先ほどの始業式帰りの高校生たちが去り、ディナータイムまでの間は客足が遠のいている。今、店内に腰を落とす客の姿はなかった。
「そうだね! あ、可奈美ちゃんはお昼食べた? ハルトさんも呼んで、一緒に食べようよ!」
「う」
ココアの提案に、可奈美は言葉に詰まった。
出来る事であれば、入れ替わっている現状、ココアたちとの接触はなるべく避けた方がいいだろう。
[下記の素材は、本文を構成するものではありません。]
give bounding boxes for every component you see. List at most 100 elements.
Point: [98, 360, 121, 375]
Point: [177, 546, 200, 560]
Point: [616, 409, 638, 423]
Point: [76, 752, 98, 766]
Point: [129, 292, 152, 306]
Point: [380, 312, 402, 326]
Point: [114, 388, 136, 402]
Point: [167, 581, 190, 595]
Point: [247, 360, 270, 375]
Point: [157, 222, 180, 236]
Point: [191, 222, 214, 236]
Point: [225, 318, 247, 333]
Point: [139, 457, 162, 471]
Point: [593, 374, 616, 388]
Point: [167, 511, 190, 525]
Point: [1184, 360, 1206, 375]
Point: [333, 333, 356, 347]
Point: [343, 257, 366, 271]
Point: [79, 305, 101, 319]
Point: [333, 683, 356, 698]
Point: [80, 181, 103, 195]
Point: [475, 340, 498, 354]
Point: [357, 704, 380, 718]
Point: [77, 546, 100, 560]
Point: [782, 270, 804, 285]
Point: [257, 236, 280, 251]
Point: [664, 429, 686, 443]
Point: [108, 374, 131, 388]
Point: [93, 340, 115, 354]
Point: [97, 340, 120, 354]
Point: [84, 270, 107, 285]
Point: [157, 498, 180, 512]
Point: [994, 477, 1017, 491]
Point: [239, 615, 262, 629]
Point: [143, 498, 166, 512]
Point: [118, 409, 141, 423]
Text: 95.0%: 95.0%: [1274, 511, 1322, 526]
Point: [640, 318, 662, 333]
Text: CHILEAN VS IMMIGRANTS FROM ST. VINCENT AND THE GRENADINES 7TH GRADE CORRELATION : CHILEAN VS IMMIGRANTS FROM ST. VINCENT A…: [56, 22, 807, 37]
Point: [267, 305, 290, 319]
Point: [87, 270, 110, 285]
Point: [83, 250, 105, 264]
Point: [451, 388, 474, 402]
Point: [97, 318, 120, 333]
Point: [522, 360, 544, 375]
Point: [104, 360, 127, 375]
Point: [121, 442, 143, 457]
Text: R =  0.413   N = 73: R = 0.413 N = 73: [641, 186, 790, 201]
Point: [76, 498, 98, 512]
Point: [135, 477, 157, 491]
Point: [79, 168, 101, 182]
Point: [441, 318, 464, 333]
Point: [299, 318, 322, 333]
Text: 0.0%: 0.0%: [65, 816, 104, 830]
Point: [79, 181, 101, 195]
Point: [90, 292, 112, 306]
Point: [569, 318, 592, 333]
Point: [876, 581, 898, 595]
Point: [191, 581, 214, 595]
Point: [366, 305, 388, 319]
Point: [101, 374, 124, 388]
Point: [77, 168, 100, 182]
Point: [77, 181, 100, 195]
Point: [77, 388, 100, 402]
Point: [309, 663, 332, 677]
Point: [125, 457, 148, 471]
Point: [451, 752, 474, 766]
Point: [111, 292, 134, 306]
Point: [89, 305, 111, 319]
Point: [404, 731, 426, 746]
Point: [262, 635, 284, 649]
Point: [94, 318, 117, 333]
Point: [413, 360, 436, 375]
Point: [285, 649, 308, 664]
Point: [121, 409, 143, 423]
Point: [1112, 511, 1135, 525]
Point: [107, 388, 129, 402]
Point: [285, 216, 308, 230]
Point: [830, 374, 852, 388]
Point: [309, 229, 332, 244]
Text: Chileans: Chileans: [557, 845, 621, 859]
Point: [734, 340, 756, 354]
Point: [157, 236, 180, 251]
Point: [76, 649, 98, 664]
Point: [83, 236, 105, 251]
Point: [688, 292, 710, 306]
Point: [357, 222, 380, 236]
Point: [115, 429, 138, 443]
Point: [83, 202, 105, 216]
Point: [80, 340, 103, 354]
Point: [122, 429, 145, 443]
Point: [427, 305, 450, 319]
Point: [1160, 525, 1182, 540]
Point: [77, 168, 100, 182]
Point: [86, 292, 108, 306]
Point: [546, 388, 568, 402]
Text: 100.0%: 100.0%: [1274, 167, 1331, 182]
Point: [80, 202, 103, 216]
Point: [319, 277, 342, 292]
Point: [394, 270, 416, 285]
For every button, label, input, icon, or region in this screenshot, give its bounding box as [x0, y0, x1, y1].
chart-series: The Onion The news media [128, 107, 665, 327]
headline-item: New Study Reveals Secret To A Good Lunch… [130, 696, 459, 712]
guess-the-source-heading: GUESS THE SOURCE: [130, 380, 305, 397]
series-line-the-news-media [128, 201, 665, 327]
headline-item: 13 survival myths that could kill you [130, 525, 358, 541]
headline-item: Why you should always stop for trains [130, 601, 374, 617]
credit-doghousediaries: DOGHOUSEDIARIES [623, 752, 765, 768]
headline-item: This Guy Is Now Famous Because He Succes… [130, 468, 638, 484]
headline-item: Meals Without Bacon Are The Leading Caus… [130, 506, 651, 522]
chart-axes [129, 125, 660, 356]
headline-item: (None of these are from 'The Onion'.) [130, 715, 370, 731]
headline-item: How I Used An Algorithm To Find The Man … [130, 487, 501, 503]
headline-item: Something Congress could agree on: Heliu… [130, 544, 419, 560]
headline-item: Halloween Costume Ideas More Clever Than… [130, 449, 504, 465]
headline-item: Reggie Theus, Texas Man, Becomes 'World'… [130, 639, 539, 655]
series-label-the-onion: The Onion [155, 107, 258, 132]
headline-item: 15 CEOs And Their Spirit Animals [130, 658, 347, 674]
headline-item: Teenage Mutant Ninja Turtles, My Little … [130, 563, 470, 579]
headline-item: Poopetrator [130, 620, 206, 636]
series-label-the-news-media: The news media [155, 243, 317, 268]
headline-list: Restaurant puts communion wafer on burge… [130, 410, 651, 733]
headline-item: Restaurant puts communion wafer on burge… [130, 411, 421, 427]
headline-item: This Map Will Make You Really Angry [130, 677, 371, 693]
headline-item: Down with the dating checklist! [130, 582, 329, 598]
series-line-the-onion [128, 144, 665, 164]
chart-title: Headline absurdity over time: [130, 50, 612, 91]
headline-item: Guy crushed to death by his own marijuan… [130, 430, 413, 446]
だが、そんな可奈美の懸念などいざ知らず、ココアは上の階のハルトを呼びに行こうとする。
「ああっ! 待ってココアちゃん!」
「どうしたの?」
「ハルトさんは今、なんかの作業に集中しているみたいだから! 邪魔しない方がいいと思うよ!」
精一杯、可奈美の声色を真似てみた。だが。
「じゃあ、コーヒーでも持って行ってあげようよ!」
(ありがたいけど逆効果だった〜!)
可奈美は頭を抱えた。
だが、丁度その時呼び鈴が鳴り、ココアが反転した。
「いらっしゃいませ!」
「いらっしゃい!」
「いらっしゃいませ」
ココアに遅れて、可奈美とチノも挨拶する。
入って来たのは、顔に馴染みのある、年の離れた男女の二人組だった。
「こんちわー!」
「ちわー!」
茶色の天然パーマの若い男性と、可奈美やチノと同じ年齢層の少女。他人同士でつるむ機会が少ないであろう二人であるが、二人はまるで兄妹かのように息を合わせた笑顔を見せていた。
その名を、可奈美の体に宿るハルトの精神は、しっかりと理解していた。